With her free hand she reached behind her neck and unclasped the necklace, then held it out to Jack.
“Take it then.”
Jack blinked. “What?”
“And while you’re at it,” she said, tapping the center of her forehead, “put a bullet right here.”
“Bati—” He didn’t know what to say.
“You’d rather watch me die slowly?”
Damn her. Always manipulating. She knew he wouldn’t shoot her, and knew he couldn’t sit and watch her rot.
To Ba, he said, “Let her go.” To Kolabati: “Put that back on, and get in the car. You can decide after you’ve met Glaeken, but you
are
coming with us.”
“Yes,” Ba said. “We must leave. I fear we might already be too late.”
“Too late for what?”
A tortured look flickered across his features, all the more startling because of their usual waxy impenetrability.
“I do not know. I only know I must return to the Missus.”
“Okay, Big Guy. We’re on our way.”
They escorted Kolabati to the Isuzu and put her in the passenger seat with Jack behind her where he could keep an eye on her. He wasn’t letting her out of his sight.

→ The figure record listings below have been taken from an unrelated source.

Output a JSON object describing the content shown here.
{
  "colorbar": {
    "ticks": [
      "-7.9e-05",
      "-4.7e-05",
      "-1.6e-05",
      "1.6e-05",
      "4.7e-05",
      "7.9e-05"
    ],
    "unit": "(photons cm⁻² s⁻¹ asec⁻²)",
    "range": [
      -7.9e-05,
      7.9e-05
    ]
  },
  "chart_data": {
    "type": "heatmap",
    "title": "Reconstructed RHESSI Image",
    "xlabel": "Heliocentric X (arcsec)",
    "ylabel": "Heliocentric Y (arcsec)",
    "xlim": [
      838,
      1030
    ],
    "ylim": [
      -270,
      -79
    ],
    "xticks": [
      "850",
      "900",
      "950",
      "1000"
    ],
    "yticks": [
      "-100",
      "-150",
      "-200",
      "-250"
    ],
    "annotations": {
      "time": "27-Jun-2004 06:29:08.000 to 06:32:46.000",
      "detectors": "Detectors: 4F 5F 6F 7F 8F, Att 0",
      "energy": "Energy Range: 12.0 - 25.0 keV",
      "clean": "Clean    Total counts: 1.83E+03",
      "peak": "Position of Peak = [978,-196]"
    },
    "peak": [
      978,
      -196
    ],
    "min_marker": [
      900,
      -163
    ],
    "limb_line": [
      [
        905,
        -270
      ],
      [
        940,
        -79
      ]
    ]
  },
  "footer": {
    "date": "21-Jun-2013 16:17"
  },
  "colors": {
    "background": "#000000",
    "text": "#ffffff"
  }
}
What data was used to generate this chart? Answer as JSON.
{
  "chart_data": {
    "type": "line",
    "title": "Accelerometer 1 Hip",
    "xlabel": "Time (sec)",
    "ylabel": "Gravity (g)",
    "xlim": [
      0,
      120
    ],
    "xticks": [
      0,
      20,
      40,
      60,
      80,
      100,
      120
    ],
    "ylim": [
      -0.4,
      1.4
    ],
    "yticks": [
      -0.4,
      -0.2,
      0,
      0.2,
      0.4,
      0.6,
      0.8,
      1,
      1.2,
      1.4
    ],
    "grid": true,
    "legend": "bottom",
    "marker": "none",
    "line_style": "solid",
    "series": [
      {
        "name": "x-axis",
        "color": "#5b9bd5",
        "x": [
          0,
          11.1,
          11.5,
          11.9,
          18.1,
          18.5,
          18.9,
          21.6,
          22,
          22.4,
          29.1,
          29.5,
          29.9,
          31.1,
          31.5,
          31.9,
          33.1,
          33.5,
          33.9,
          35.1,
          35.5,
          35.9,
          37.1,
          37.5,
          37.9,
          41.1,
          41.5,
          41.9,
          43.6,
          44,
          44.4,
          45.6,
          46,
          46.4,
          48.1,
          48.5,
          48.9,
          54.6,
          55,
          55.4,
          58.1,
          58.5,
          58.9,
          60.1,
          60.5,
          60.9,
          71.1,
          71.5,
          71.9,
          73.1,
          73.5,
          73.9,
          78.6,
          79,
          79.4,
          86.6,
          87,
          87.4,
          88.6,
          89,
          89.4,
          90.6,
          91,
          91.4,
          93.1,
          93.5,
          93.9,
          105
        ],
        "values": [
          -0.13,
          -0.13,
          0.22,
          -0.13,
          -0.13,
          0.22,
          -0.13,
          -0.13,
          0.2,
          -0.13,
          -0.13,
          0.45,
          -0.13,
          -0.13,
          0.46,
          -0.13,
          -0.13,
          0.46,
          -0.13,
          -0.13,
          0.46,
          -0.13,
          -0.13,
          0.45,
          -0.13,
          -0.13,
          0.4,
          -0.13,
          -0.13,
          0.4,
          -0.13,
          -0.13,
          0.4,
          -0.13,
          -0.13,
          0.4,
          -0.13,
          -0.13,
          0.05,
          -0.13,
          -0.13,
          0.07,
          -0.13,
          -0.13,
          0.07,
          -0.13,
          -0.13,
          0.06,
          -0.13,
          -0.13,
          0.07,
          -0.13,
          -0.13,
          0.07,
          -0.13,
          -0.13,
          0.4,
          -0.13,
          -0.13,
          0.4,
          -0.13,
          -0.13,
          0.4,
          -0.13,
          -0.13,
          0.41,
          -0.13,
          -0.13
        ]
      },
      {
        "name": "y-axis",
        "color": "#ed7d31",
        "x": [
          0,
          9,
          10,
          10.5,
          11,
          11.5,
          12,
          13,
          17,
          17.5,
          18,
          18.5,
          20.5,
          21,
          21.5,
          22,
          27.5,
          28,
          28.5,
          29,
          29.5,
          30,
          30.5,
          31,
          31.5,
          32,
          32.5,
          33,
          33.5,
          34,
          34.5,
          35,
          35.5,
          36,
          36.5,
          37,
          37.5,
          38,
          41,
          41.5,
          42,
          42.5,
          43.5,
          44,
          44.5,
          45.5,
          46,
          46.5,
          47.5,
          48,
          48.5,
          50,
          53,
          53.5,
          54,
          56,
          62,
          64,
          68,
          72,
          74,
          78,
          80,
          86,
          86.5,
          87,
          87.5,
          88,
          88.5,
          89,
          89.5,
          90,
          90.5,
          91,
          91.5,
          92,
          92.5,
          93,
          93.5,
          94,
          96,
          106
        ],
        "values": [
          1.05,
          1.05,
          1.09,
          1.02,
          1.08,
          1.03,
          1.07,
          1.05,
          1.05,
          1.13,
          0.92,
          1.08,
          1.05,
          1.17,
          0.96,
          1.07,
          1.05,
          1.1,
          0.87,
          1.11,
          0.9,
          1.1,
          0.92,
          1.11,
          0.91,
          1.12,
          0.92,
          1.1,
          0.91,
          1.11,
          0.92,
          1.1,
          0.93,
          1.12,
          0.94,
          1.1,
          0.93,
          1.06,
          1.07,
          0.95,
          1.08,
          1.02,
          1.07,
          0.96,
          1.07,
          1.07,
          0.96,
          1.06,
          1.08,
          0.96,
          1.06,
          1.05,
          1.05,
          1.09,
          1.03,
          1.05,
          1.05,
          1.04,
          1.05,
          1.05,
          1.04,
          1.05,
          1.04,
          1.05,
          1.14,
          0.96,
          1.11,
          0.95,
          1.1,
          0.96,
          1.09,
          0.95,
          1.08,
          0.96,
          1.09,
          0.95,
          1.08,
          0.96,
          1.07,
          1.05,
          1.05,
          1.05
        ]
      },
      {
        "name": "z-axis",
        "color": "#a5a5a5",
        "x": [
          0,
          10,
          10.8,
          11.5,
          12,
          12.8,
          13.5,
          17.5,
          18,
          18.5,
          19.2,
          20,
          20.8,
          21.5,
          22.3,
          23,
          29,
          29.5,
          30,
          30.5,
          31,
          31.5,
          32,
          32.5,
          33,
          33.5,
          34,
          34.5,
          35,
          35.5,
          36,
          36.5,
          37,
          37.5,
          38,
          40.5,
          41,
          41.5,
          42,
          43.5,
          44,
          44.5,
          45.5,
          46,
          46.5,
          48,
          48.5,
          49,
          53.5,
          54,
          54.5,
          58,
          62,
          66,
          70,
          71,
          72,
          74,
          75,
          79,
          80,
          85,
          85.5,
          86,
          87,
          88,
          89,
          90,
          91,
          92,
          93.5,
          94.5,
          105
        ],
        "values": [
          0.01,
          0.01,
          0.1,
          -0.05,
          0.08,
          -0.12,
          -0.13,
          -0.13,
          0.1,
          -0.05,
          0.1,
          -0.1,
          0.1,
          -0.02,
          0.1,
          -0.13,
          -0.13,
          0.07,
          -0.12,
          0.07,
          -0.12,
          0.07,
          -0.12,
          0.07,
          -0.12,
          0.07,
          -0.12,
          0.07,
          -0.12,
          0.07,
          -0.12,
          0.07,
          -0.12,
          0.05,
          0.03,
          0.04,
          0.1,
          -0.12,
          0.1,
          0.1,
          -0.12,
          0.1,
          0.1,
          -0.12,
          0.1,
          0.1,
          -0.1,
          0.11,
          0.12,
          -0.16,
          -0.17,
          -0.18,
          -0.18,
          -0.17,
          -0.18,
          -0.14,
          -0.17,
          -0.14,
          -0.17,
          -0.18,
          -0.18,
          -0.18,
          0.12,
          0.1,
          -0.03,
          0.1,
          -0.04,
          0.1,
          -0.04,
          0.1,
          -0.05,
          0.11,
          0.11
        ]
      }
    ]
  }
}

They weathered the cascade of fish bouncing off the hood and roof as the car swerved through the downhill switchbacks. When Ba finally hit pavement he picked up speed. The wheels skidded on dead fish and clumps of wet seaweed.
“Easy, Ba. If we crack up, we may never get back to the plane, and then this whole trip will be for nothing. If it’s not already.”
“I must get back to the Missus. Quickly. She needs me.”
Jack studied his grim, intent features in the dashboard glow. Ba was scared too. But not of bugs. Scared for his adopted family. Why? Why now? What was happening back there?
WEDNESDAY
In the Still of the Night
WFPW-FM
FREDDY: It’s a minute after midnight. A little over nine hours till the light.
JO: We’re almost halfway home. Hang in there, man.
Monroe, Long Island
Alan felt like a vampire.
Why not? He was living like one. Up all night, sleeping when he could during the light. Reminded him of his days as an intern. Thirty-six hours straight without a wink hadn’t been at all unusual. But he was older now, and the stress of the nights—the insane paradiddles on the storm shutters, the incessant gnawing at the outer walls—carried over into the dwindling daytime, keeping his naps fitful and restless.